Sometimes Spofforth would stop and minutely examine the equipment of a store, to see if its computers were working properly, keeping supplies at the proper level, its Make One unloaders ready and able to handle the morning’s trucks, its vending machines in good working order. He might go into a clothing store, slip his special Unlimited credit card into a slot, speak out loud into the Orderphone, saying, “I want a pair of gray trousers that will fit me tightly.” Then he would stand in one of the little booths, just barely being able to fit into it, let himself be measured by sound waves, and step out again to watch the machines that would select the fabric from huge overhead bolts, cut it, and stitch his trousers together before returning his credit card. If something went wrong—and it often did—with the way the zipper was put in or the pockets were made or whatever, he would either repair the machine himself or try to commandeer a technician robot by telephone to repair it. If the telephone was working.
Or he would enter a sewer main and look around him to see what was cracking or jammed or rusting, and do what he could to get that repaired. Without him, New York might have no longer functioned at all. He sometimes wondered how other cities stayed alive, with no Make Nines, and no really effective humans around; he remembered the piles of garbage in the streets of Cleveland, and how poorly everyone had been dressed in St. Louis when he had served, briefly, as mayor of that city. And that had been almost a century before. No one in St. Louis had had pockets for years, and everyone’s shirts had been too big, until Spofforth himself had repaired the sonic measuring equipment and removed a dead cat from the pocket machine of the city’s only clothing store. They were probably not yet naked and starving in St. Louis; but what would happen in twenty blues, when everyone was old and weak, and there were no young people around with sense enough to go out and find a Make Seven to help in an emergency? Had he been able to he would have replicated himself, putting another hundred Make Nines into the world to keep things running in Baltimore and Los Angeles and Philadelphia and New Orleans. Not because he cared that much for humanity, but because he hated to see machinery that worked poorly. He thought of himself as a machine sometimes, and he felt responsible.
But had he been able to produce more Make Nines he would have made certain they would come into the world without the ability to feel. And with the ability to die. With the gift of death.
On this hot August afternoon he did not stop anywhere until he came to a squat old building on Central Park West. He had a particular thing on his mind.

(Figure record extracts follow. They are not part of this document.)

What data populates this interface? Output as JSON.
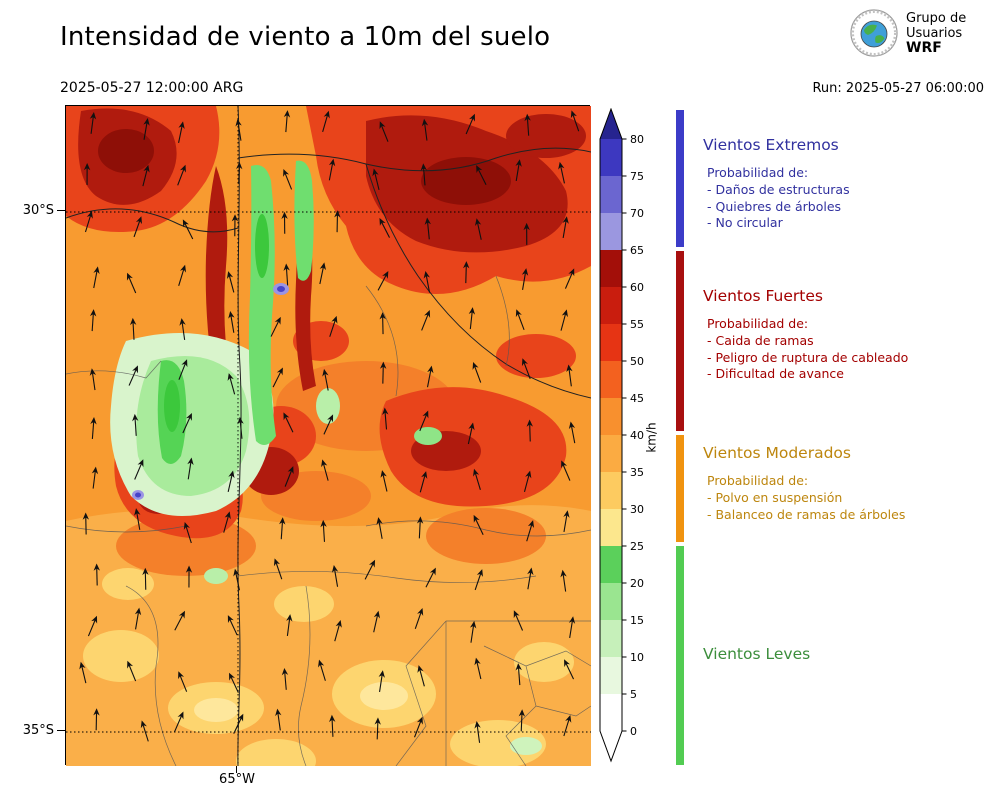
{
  "header": {
    "title": "Intensidad de viento a 10m del suelo",
    "valid_time": "2025-05-27 12:00:00 ARG",
    "run_label": "Run: 2025-05-27 06:00:00",
    "logo_lines": [
      "Grupo de",
      "Usuarios",
      "WRF"
    ]
  },
  "map": {
    "lat_ticks": [
      "30°S",
      "35°S"
    ],
    "lon_ticks": [
      "65°W"
    ]
  },
  "colorbar": {
    "unit": "km/h",
    "ticks": [
      0,
      5,
      10,
      15,
      20,
      25,
      30,
      35,
      40,
      45,
      50,
      55,
      60,
      65,
      70,
      75,
      80
    ],
    "segment_colors": [
      "#FFFFFF",
      "#E8F8DF",
      "#C6F0BA",
      "#9AE590",
      "#5BD05B",
      "#FCE78D",
      "#FDCB60",
      "#FBAB42",
      "#F8902E",
      "#F3611F",
      "#E63414",
      "#C91D0E",
      "#A30F09",
      "#9B97E0",
      "#6B66D0",
      "#3D38C0"
    ],
    "over_color": "#26248F",
    "under_color": "#FFFFFF"
  },
  "legend": {
    "sections": [
      {
        "title": "Vientos Extremos",
        "text_color": "#31319F",
        "bar_color": "#3C3CC8",
        "prob_label": "Probabilidad de:",
        "items": [
          "- Daños de estructuras",
          "- Quiebres de árboles",
          "- No circular"
        ]
      },
      {
        "title": "Vientos Fuertes",
        "text_color": "#A30000",
        "bar_color": "#A80F0F",
        "prob_label": "Probabilidad de:",
        "items": [
          "- Caida de ramas",
          "- Peligro de ruptura de cableado",
          "- Dificultad de avance"
        ]
      },
      {
        "title": "Vientos Moderados",
        "text_color": "#BD860E",
        "bar_color": "#F0930F",
        "prob_label": "Probabilidad de:",
        "items": [
          "- Polvo en suspensión",
          "- Balanceo de ramas de árboles"
        ]
      },
      {
        "title": "Vientos Leves",
        "text_color": "#3C8E3C",
        "bar_color": "#52CC52",
        "prob_label": "",
        "items": []
      }
    ]
  }
}
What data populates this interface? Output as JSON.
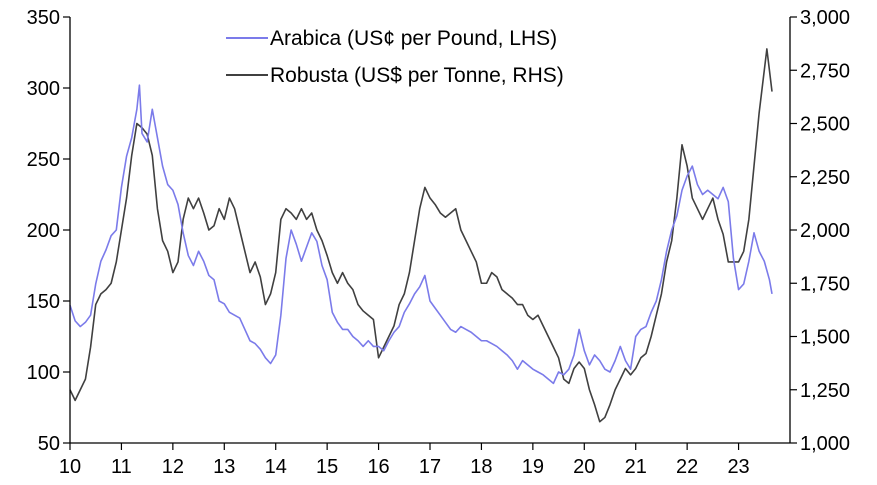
{
  "chart_data": {
    "type": "line",
    "title": "",
    "xlabel": "",
    "legend_position": "top-center",
    "grid": false,
    "x_axis": {
      "range": [
        2010.0,
        2024.0
      ],
      "ticks": [
        {
          "value": 2010,
          "label": "10"
        },
        {
          "value": 2011,
          "label": "11"
        },
        {
          "value": 2012,
          "label": "12"
        },
        {
          "value": 2013,
          "label": "13"
        },
        {
          "value": 2014,
          "label": "14"
        },
        {
          "value": 2015,
          "label": "15"
        },
        {
          "value": 2016,
          "label": "16"
        },
        {
          "value": 2017,
          "label": "17"
        },
        {
          "value": 2018,
          "label": "18"
        },
        {
          "value": 2019,
          "label": "19"
        },
        {
          "value": 2020,
          "label": "20"
        },
        {
          "value": 2021,
          "label": "21"
        },
        {
          "value": 2022,
          "label": "22"
        },
        {
          "value": 2023,
          "label": "23"
        }
      ]
    },
    "y_left": {
      "range": [
        50,
        350
      ],
      "ticks": [
        {
          "value": 50,
          "label": "50"
        },
        {
          "value": 100,
          "label": "100"
        },
        {
          "value": 150,
          "label": "150"
        },
        {
          "value": 200,
          "label": "200"
        },
        {
          "value": 250,
          "label": "250"
        },
        {
          "value": 300,
          "label": "300"
        },
        {
          "value": 350,
          "label": "350"
        }
      ]
    },
    "y_right": {
      "range": [
        1000,
        3000
      ],
      "ticks": [
        {
          "value": 1000,
          "label": "1,000"
        },
        {
          "value": 1250,
          "label": "1,250"
        },
        {
          "value": 1500,
          "label": "1,500"
        },
        {
          "value": 1750,
          "label": "1,750"
        },
        {
          "value": 2000,
          "label": "2,000"
        },
        {
          "value": 2250,
          "label": "2,250"
        },
        {
          "value": 2500,
          "label": "2,500"
        },
        {
          "value": 2750,
          "label": "2,750"
        },
        {
          "value": 3000,
          "label": "3,000"
        }
      ]
    },
    "series": [
      {
        "name": "Arabica (US¢ per Pound, LHS)",
        "axis": "left",
        "color": "#7b7bea",
        "points": [
          [
            2010.0,
            147
          ],
          [
            2010.1,
            136
          ],
          [
            2010.2,
            132
          ],
          [
            2010.3,
            135
          ],
          [
            2010.4,
            140
          ],
          [
            2010.5,
            162
          ],
          [
            2010.6,
            178
          ],
          [
            2010.7,
            186
          ],
          [
            2010.8,
            196
          ],
          [
            2010.9,
            200
          ],
          [
            2011.0,
            230
          ],
          [
            2011.1,
            252
          ],
          [
            2011.2,
            265
          ],
          [
            2011.3,
            285
          ],
          [
            2011.35,
            302
          ],
          [
            2011.4,
            268
          ],
          [
            2011.5,
            262
          ],
          [
            2011.6,
            285
          ],
          [
            2011.7,
            265
          ],
          [
            2011.8,
            245
          ],
          [
            2011.9,
            232
          ],
          [
            2012.0,
            228
          ],
          [
            2012.1,
            218
          ],
          [
            2012.2,
            198
          ],
          [
            2012.3,
            182
          ],
          [
            2012.4,
            175
          ],
          [
            2012.5,
            185
          ],
          [
            2012.6,
            178
          ],
          [
            2012.7,
            168
          ],
          [
            2012.8,
            165
          ],
          [
            2012.9,
            150
          ],
          [
            2013.0,
            148
          ],
          [
            2013.1,
            142
          ],
          [
            2013.2,
            140
          ],
          [
            2013.3,
            138
          ],
          [
            2013.4,
            130
          ],
          [
            2013.5,
            122
          ],
          [
            2013.6,
            120
          ],
          [
            2013.7,
            116
          ],
          [
            2013.8,
            110
          ],
          [
            2013.9,
            106
          ],
          [
            2014.0,
            112
          ],
          [
            2014.1,
            140
          ],
          [
            2014.2,
            180
          ],
          [
            2014.3,
            200
          ],
          [
            2014.4,
            190
          ],
          [
            2014.5,
            178
          ],
          [
            2014.6,
            188
          ],
          [
            2014.7,
            198
          ],
          [
            2014.8,
            192
          ],
          [
            2014.9,
            175
          ],
          [
            2015.0,
            165
          ],
          [
            2015.1,
            142
          ],
          [
            2015.2,
            135
          ],
          [
            2015.3,
            130
          ],
          [
            2015.4,
            130
          ],
          [
            2015.5,
            125
          ],
          [
            2015.6,
            122
          ],
          [
            2015.7,
            118
          ],
          [
            2015.8,
            122
          ],
          [
            2015.9,
            118
          ],
          [
            2016.0,
            118
          ],
          [
            2016.1,
            115
          ],
          [
            2016.2,
            122
          ],
          [
            2016.3,
            128
          ],
          [
            2016.4,
            132
          ],
          [
            2016.5,
            142
          ],
          [
            2016.6,
            148
          ],
          [
            2016.7,
            155
          ],
          [
            2016.8,
            160
          ],
          [
            2016.9,
            168
          ],
          [
            2017.0,
            150
          ],
          [
            2017.1,
            145
          ],
          [
            2017.2,
            140
          ],
          [
            2017.3,
            135
          ],
          [
            2017.4,
            130
          ],
          [
            2017.5,
            128
          ],
          [
            2017.6,
            132
          ],
          [
            2017.7,
            130
          ],
          [
            2017.8,
            128
          ],
          [
            2017.9,
            125
          ],
          [
            2018.0,
            122
          ],
          [
            2018.1,
            122
          ],
          [
            2018.2,
            120
          ],
          [
            2018.3,
            118
          ],
          [
            2018.4,
            115
          ],
          [
            2018.5,
            112
          ],
          [
            2018.6,
            108
          ],
          [
            2018.7,
            102
          ],
          [
            2018.8,
            108
          ],
          [
            2018.9,
            105
          ],
          [
            2019.0,
            102
          ],
          [
            2019.1,
            100
          ],
          [
            2019.2,
            98
          ],
          [
            2019.3,
            95
          ],
          [
            2019.4,
            92
          ],
          [
            2019.5,
            100
          ],
          [
            2019.6,
            98
          ],
          [
            2019.7,
            102
          ],
          [
            2019.8,
            112
          ],
          [
            2019.9,
            130
          ],
          [
            2020.0,
            115
          ],
          [
            2020.1,
            105
          ],
          [
            2020.2,
            112
          ],
          [
            2020.3,
            108
          ],
          [
            2020.4,
            102
          ],
          [
            2020.5,
            100
          ],
          [
            2020.6,
            108
          ],
          [
            2020.7,
            118
          ],
          [
            2020.8,
            108
          ],
          [
            2020.9,
            102
          ],
          [
            2021.0,
            125
          ],
          [
            2021.1,
            130
          ],
          [
            2021.2,
            132
          ],
          [
            2021.3,
            142
          ],
          [
            2021.4,
            150
          ],
          [
            2021.5,
            165
          ],
          [
            2021.6,
            185
          ],
          [
            2021.7,
            200
          ],
          [
            2021.8,
            210
          ],
          [
            2021.9,
            228
          ],
          [
            2022.0,
            238
          ],
          [
            2022.1,
            245
          ],
          [
            2022.2,
            232
          ],
          [
            2022.3,
            225
          ],
          [
            2022.4,
            228
          ],
          [
            2022.5,
            225
          ],
          [
            2022.6,
            222
          ],
          [
            2022.7,
            230
          ],
          [
            2022.8,
            220
          ],
          [
            2022.9,
            180
          ],
          [
            2023.0,
            158
          ],
          [
            2023.1,
            162
          ],
          [
            2023.2,
            178
          ],
          [
            2023.3,
            198
          ],
          [
            2023.4,
            185
          ],
          [
            2023.5,
            178
          ],
          [
            2023.6,
            165
          ],
          [
            2023.65,
            155
          ]
        ]
      },
      {
        "name": "Robusta (US$ per Tonne, RHS)",
        "axis": "right",
        "color": "#404040",
        "points": [
          [
            2010.0,
            1250
          ],
          [
            2010.1,
            1200
          ],
          [
            2010.2,
            1250
          ],
          [
            2010.3,
            1300
          ],
          [
            2010.4,
            1450
          ],
          [
            2010.5,
            1650
          ],
          [
            2010.6,
            1700
          ],
          [
            2010.7,
            1720
          ],
          [
            2010.8,
            1750
          ],
          [
            2010.9,
            1850
          ],
          [
            2011.0,
            2000
          ],
          [
            2011.1,
            2150
          ],
          [
            2011.2,
            2350
          ],
          [
            2011.3,
            2500
          ],
          [
            2011.4,
            2480
          ],
          [
            2011.5,
            2450
          ],
          [
            2011.6,
            2350
          ],
          [
            2011.7,
            2100
          ],
          [
            2011.8,
            1950
          ],
          [
            2011.9,
            1900
          ],
          [
            2012.0,
            1800
          ],
          [
            2012.1,
            1850
          ],
          [
            2012.2,
            2050
          ],
          [
            2012.3,
            2150
          ],
          [
            2012.4,
            2100
          ],
          [
            2012.5,
            2150
          ],
          [
            2012.6,
            2080
          ],
          [
            2012.7,
            2000
          ],
          [
            2012.8,
            2020
          ],
          [
            2012.9,
            2100
          ],
          [
            2013.0,
            2050
          ],
          [
            2013.1,
            2150
          ],
          [
            2013.2,
            2100
          ],
          [
            2013.3,
            2000
          ],
          [
            2013.4,
            1900
          ],
          [
            2013.5,
            1800
          ],
          [
            2013.6,
            1850
          ],
          [
            2013.7,
            1780
          ],
          [
            2013.8,
            1650
          ],
          [
            2013.9,
            1700
          ],
          [
            2014.0,
            1800
          ],
          [
            2014.1,
            2050
          ],
          [
            2014.2,
            2100
          ],
          [
            2014.3,
            2080
          ],
          [
            2014.4,
            2050
          ],
          [
            2014.5,
            2100
          ],
          [
            2014.6,
            2050
          ],
          [
            2014.7,
            2080
          ],
          [
            2014.8,
            2000
          ],
          [
            2014.9,
            1950
          ],
          [
            2015.0,
            1880
          ],
          [
            2015.1,
            1800
          ],
          [
            2015.2,
            1750
          ],
          [
            2015.3,
            1800
          ],
          [
            2015.4,
            1750
          ],
          [
            2015.5,
            1720
          ],
          [
            2015.6,
            1650
          ],
          [
            2015.7,
            1620
          ],
          [
            2015.8,
            1600
          ],
          [
            2015.9,
            1580
          ],
          [
            2016.0,
            1400
          ],
          [
            2016.1,
            1450
          ],
          [
            2016.2,
            1500
          ],
          [
            2016.3,
            1550
          ],
          [
            2016.4,
            1650
          ],
          [
            2016.5,
            1700
          ],
          [
            2016.6,
            1800
          ],
          [
            2016.7,
            1950
          ],
          [
            2016.8,
            2100
          ],
          [
            2016.9,
            2200
          ],
          [
            2017.0,
            2150
          ],
          [
            2017.1,
            2120
          ],
          [
            2017.2,
            2080
          ],
          [
            2017.3,
            2060
          ],
          [
            2017.4,
            2080
          ],
          [
            2017.5,
            2100
          ],
          [
            2017.6,
            2000
          ],
          [
            2017.7,
            1950
          ],
          [
            2017.8,
            1900
          ],
          [
            2017.9,
            1850
          ],
          [
            2018.0,
            1750
          ],
          [
            2018.1,
            1750
          ],
          [
            2018.2,
            1800
          ],
          [
            2018.3,
            1780
          ],
          [
            2018.4,
            1720
          ],
          [
            2018.5,
            1700
          ],
          [
            2018.6,
            1680
          ],
          [
            2018.7,
            1650
          ],
          [
            2018.8,
            1650
          ],
          [
            2018.9,
            1600
          ],
          [
            2019.0,
            1580
          ],
          [
            2019.1,
            1600
          ],
          [
            2019.2,
            1550
          ],
          [
            2019.3,
            1500
          ],
          [
            2019.4,
            1450
          ],
          [
            2019.5,
            1400
          ],
          [
            2019.6,
            1300
          ],
          [
            2019.7,
            1280
          ],
          [
            2019.8,
            1350
          ],
          [
            2019.9,
            1380
          ],
          [
            2020.0,
            1350
          ],
          [
            2020.1,
            1250
          ],
          [
            2020.2,
            1180
          ],
          [
            2020.3,
            1100
          ],
          [
            2020.4,
            1120
          ],
          [
            2020.5,
            1180
          ],
          [
            2020.6,
            1250
          ],
          [
            2020.7,
            1300
          ],
          [
            2020.8,
            1350
          ],
          [
            2020.9,
            1320
          ],
          [
            2021.0,
            1350
          ],
          [
            2021.1,
            1400
          ],
          [
            2021.2,
            1420
          ],
          [
            2021.3,
            1500
          ],
          [
            2021.4,
            1600
          ],
          [
            2021.5,
            1700
          ],
          [
            2021.6,
            1850
          ],
          [
            2021.7,
            1950
          ],
          [
            2021.8,
            2150
          ],
          [
            2021.9,
            2400
          ],
          [
            2022.0,
            2300
          ],
          [
            2022.1,
            2150
          ],
          [
            2022.2,
            2100
          ],
          [
            2022.3,
            2050
          ],
          [
            2022.4,
            2100
          ],
          [
            2022.5,
            2150
          ],
          [
            2022.6,
            2050
          ],
          [
            2022.7,
            1980
          ],
          [
            2022.8,
            1850
          ],
          [
            2022.9,
            1850
          ],
          [
            2023.0,
            1850
          ],
          [
            2023.1,
            1900
          ],
          [
            2023.2,
            2050
          ],
          [
            2023.3,
            2300
          ],
          [
            2023.4,
            2550
          ],
          [
            2023.5,
            2750
          ],
          [
            2023.55,
            2850
          ],
          [
            2023.6,
            2750
          ],
          [
            2023.65,
            2650
          ]
        ]
      }
    ]
  }
}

The building was one of the few in the city made of concrete, and it had columns in front of it and big, multi-paned windows and a dark, stained old wooden door. He opened the door, entered a dusty lobby with a glass chandelier hanging from a white ceiling, and walked up to a wooden counter with a scarred, gray plastic top.
Behind the counter a small man was hunched in an armchair, asleep.
Spofforth spoke to him sharply. “Are you the mayor of New York?”
The man opened his eyes sleepily. “Uh-huh,” he said. “I’m the mayor.”
“I want to talk to National Records,” Spofforth said, allowing irritation to show1 in his voice. “I want the population for western America.”